Весла продолжали резать воду, пот пробивал тело. Да уж, день, ночь, даже больше она выдержит, но что потом будет с ее телом? Хотя вряд ли у этого мурса есть еще и нюх.

– Ничего, – ответил Орс. – У меня своя боль. Я не могу говорить за других, но тогда…

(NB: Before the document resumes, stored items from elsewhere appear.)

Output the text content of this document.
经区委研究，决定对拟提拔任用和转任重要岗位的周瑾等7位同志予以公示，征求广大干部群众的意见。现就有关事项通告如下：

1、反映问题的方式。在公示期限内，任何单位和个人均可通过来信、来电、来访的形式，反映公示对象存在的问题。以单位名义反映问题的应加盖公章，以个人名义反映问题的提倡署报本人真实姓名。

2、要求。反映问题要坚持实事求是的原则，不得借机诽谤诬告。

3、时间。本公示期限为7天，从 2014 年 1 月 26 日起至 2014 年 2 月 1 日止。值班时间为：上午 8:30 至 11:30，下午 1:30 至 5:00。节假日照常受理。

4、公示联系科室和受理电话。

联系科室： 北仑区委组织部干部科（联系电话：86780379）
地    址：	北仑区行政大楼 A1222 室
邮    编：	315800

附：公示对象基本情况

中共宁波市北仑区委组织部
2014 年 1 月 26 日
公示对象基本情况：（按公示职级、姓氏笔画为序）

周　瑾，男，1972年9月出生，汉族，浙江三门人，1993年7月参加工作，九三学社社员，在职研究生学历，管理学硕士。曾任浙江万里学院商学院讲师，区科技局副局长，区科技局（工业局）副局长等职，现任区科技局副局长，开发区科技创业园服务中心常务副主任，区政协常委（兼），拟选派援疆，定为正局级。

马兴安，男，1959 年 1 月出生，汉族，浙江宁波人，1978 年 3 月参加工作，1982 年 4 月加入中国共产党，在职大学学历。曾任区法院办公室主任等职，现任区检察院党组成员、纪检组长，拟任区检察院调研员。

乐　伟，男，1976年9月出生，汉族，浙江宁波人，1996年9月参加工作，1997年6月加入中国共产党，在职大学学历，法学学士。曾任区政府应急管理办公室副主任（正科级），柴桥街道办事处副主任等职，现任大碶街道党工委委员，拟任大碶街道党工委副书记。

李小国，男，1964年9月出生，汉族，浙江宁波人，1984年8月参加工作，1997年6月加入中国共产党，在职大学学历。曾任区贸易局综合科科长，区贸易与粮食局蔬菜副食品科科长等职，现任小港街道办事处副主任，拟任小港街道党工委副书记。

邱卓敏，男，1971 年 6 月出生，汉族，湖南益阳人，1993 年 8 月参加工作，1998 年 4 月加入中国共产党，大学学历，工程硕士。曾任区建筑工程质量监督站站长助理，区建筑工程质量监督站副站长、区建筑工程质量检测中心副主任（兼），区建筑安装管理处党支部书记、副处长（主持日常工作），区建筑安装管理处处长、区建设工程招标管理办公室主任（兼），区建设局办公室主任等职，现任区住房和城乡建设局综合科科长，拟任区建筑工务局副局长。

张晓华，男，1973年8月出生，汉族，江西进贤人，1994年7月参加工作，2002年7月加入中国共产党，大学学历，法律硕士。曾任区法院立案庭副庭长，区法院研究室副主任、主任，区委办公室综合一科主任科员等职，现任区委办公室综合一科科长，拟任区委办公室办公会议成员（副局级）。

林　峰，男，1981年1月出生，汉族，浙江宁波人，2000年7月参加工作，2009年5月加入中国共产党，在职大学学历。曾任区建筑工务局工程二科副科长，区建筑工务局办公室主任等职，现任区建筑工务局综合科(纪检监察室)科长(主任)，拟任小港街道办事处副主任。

Он замолчал надолго. Так надолго, что Кама стала всматриваться в его лицо. Веки Орса были закрыты, губы плотно сомкнуты. Наверное, если бы он был человеком, она бы услышала скрип зубов. Скулы его, во всяком случае, подрагивали. Наконец он проговорил, не открывая глаз:

– Я мало помню, что было до битвы при Бараггале. Все как в тумане. Но тогда… Тот миг, когда все уже шло к концу, когда Лучезарный стал проваливаться сквозь сущее, крича от ненависти и изрыгая хохот в сторону обращающегося в уголь, терпящего муки Энки, я помню отчетливо. Помню живые факелы под священным холмом. Трупы. Кровь. Магию, разлитую, словно море, магию вокруг. Столько мума, что можно было захлебнуться. Но ужаса еще больше. Помню взлетевшие в небо семь огненных звезд. Помню горящий шнур, словно горящую змею, который рванул на собственной шее Лучезарный. Все это продолжалось один миг. Один долгий-долгий миг. И я очнулся именно тогда. Очнулся и ужаснулся. Тому, что было, тому, что есть, и тому, что будет. Потому что, исторгаясь из этого мира, его губитель продолжал уничтожать его. Исчезая сам, оставлял зерна, которые должны были прорасти и погубить эту землю. И меня в том числе. И я спрятался.

– Спрятался? – не поняла Кама.

– Да, – кивнул Орс. – Такой, как я, может только спрятаться. Нужна или вода, как сейчас вокруг лодки, или человек. Вода там была. Недалеко. Но я не успел бы. Он… Лучезарный забирал с собой почти всех. И аксов, и мурсов. Всех, кого он призвал на землю. Извлек из… бездны. Думаю, что забрал бы и меня, я никогда не входил в число тех его заметных слуг, которых он был готов оставить. А оставил он немногих и лучших. В определенном смысле лучших. Или тех, кто укрылся, как я. И я метнулся в груду тел, отыскал то, в котором еще теплилась жизнь, и вцепился в него. Исторг из него дух умирающего, в секунду овладел полутрупом и пополз прочь.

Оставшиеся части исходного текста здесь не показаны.